It's been a bad few weeks for some big brand advertisers, as a slew of offensive commercials had to be pulled and disowned
by the likes of Pepsi, GM and Hyundai. In the case of Hyundai, the company apologized
for an ad that showed off its new "pure water emissions" SUV by showing a guy try to commit suicide by running the car in his garage, only to discover that the lack of carbon monoxide emissions made that attempt a failure. Yes. Pretty insensitive. The ad agency, Innocean Europe -- which happens to be owned by Hyundai's chairman and his daughter -- also apologized, saying "the intention of the viral ad was to employ hyperbole to dramatise a product advantage, culminating in a positive outcome. Clearly, we were mistaken, and we sincerely apologise."
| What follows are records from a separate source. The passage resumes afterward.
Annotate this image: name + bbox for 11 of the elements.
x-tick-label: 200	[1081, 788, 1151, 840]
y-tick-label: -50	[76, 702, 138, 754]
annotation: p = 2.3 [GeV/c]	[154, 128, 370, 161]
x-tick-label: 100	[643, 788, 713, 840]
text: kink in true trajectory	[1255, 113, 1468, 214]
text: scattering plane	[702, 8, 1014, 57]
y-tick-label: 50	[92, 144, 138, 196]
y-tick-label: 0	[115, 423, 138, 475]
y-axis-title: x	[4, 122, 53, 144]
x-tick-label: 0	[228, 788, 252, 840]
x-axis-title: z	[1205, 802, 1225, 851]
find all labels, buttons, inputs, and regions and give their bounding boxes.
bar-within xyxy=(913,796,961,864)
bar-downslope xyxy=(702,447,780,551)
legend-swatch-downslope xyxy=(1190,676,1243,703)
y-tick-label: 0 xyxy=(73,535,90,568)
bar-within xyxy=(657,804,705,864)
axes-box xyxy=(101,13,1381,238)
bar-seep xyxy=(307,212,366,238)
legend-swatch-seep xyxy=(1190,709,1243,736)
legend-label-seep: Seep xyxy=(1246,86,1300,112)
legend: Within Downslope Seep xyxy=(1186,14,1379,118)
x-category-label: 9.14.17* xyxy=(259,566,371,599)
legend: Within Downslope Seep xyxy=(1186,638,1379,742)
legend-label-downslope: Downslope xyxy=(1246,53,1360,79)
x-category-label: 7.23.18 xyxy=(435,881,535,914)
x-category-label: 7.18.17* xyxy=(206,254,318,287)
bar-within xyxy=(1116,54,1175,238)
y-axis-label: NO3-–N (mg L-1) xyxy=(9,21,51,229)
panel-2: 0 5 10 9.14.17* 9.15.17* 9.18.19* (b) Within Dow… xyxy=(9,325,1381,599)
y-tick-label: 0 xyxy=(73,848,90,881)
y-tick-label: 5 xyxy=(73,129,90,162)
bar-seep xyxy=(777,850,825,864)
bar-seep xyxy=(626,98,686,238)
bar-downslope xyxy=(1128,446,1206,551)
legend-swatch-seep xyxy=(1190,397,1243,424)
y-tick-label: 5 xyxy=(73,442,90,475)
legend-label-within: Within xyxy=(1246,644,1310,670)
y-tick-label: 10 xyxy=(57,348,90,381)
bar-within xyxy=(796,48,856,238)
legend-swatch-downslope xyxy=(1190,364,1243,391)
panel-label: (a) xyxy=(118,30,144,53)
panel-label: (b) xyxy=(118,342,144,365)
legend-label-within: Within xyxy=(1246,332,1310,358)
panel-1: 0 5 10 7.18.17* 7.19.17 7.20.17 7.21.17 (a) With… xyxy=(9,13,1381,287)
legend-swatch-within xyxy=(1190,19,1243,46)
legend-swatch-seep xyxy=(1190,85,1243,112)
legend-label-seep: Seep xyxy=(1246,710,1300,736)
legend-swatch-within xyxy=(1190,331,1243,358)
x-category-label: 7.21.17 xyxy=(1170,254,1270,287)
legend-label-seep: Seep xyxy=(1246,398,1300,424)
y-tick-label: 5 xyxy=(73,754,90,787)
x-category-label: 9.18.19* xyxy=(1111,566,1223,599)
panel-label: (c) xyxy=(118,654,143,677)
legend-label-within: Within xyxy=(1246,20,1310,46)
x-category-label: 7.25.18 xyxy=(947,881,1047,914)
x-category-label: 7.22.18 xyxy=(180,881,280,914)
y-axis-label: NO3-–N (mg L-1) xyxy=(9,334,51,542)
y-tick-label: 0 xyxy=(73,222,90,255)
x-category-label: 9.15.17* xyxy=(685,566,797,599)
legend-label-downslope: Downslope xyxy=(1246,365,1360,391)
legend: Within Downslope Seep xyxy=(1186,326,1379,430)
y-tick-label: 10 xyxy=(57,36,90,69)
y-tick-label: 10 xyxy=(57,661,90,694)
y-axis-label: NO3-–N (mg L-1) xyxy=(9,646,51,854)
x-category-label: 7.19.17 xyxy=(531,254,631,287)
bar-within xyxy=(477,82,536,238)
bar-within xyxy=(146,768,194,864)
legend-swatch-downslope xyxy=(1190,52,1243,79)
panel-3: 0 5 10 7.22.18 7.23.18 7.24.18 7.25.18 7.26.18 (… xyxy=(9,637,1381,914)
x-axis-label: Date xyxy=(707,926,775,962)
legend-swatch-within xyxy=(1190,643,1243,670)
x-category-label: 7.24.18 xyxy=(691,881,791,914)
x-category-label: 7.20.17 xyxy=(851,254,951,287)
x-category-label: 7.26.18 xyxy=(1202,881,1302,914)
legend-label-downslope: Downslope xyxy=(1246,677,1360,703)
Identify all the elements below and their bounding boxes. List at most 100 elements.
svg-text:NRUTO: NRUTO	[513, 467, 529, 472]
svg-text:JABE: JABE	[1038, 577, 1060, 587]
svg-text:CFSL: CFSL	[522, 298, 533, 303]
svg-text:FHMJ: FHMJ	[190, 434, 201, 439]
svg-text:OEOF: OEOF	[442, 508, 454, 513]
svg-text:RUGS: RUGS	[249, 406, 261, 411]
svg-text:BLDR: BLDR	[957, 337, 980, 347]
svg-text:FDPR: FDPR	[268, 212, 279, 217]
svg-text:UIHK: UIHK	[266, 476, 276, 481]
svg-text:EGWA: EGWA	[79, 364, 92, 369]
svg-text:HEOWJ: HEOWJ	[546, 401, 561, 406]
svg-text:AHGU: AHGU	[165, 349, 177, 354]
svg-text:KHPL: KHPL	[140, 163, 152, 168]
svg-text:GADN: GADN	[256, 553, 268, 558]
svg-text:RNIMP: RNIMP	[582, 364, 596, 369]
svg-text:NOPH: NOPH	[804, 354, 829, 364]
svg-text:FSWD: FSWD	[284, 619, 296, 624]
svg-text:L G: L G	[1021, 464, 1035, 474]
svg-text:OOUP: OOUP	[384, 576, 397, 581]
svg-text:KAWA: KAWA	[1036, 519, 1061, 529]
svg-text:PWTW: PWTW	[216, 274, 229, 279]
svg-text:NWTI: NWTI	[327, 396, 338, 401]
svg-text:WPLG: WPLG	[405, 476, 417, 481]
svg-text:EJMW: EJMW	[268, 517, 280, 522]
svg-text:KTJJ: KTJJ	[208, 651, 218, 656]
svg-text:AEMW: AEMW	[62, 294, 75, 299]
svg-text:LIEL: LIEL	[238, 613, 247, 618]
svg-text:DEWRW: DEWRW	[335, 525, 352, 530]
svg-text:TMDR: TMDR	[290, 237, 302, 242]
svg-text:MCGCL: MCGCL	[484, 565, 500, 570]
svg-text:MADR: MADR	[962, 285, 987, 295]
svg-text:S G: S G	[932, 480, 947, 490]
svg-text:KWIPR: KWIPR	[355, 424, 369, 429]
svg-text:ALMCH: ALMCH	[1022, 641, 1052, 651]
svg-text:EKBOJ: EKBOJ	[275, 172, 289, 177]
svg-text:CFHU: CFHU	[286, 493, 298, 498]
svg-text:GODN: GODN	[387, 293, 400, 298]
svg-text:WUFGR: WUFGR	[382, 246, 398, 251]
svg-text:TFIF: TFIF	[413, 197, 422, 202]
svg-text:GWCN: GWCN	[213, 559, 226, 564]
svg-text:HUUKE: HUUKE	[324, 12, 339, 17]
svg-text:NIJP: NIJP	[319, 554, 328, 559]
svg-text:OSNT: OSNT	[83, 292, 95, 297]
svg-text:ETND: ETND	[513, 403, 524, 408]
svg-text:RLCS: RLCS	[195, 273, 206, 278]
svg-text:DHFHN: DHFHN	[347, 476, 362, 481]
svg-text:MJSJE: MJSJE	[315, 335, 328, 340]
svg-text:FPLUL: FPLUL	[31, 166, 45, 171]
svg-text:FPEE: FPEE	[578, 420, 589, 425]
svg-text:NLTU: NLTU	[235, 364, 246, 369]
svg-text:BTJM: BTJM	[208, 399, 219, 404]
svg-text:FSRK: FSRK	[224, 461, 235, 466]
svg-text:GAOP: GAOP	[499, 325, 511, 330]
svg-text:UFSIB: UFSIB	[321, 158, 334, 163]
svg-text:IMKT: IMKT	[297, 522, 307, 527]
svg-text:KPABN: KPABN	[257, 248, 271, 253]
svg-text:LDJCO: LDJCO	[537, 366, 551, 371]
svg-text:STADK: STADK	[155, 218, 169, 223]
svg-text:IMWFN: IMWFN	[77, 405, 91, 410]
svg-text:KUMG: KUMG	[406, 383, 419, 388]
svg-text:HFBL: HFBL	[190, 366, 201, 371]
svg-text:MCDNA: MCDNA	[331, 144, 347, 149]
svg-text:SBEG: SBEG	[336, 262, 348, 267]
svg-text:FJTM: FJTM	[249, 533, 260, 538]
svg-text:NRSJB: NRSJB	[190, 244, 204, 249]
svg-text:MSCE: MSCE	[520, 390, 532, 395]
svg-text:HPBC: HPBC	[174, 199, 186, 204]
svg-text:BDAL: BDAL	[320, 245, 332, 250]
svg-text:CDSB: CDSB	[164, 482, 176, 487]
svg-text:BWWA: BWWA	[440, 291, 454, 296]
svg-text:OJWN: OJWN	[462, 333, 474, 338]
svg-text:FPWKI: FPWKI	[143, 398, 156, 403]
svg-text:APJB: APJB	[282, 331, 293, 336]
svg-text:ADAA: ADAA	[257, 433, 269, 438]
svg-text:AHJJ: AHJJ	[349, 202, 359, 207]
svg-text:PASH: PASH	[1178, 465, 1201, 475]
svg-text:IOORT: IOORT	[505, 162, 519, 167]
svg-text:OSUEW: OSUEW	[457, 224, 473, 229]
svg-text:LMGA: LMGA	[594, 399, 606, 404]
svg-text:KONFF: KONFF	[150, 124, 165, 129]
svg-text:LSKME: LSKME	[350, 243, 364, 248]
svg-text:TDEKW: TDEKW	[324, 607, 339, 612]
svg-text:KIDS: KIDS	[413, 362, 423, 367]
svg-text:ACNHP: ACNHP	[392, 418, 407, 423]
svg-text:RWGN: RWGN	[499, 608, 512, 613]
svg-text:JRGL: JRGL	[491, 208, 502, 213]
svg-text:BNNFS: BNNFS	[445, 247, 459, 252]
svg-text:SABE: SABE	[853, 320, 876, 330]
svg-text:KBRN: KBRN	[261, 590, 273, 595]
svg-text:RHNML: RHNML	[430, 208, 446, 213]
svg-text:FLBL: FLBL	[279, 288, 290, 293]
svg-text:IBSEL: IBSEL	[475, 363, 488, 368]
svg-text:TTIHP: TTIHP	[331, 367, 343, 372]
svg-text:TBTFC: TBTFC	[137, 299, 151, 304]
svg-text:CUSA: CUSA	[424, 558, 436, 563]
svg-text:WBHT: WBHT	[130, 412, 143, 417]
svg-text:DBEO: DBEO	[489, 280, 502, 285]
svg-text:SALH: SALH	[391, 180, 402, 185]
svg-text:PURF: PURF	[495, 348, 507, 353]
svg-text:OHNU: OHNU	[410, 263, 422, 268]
However, rather than just apologize for the ad and pull down the official version, some quickly noticed that Hyundai and/or Innocean went all out claiming trademark violations against every copy
posted on YouTube:
Of course, in true Streisand Effect manner, that just resulted in more people uploading it:
And, of course, the video is now available from other sources as well, such as below:
Yes, I can understand why they would make the effort, in an attempt to show that they really, really are sorry and don't want this ad online, but of course once "the story" takes over, a lot more people are interested in seeing the video. And, try as you might, you can't make online content completely disappear.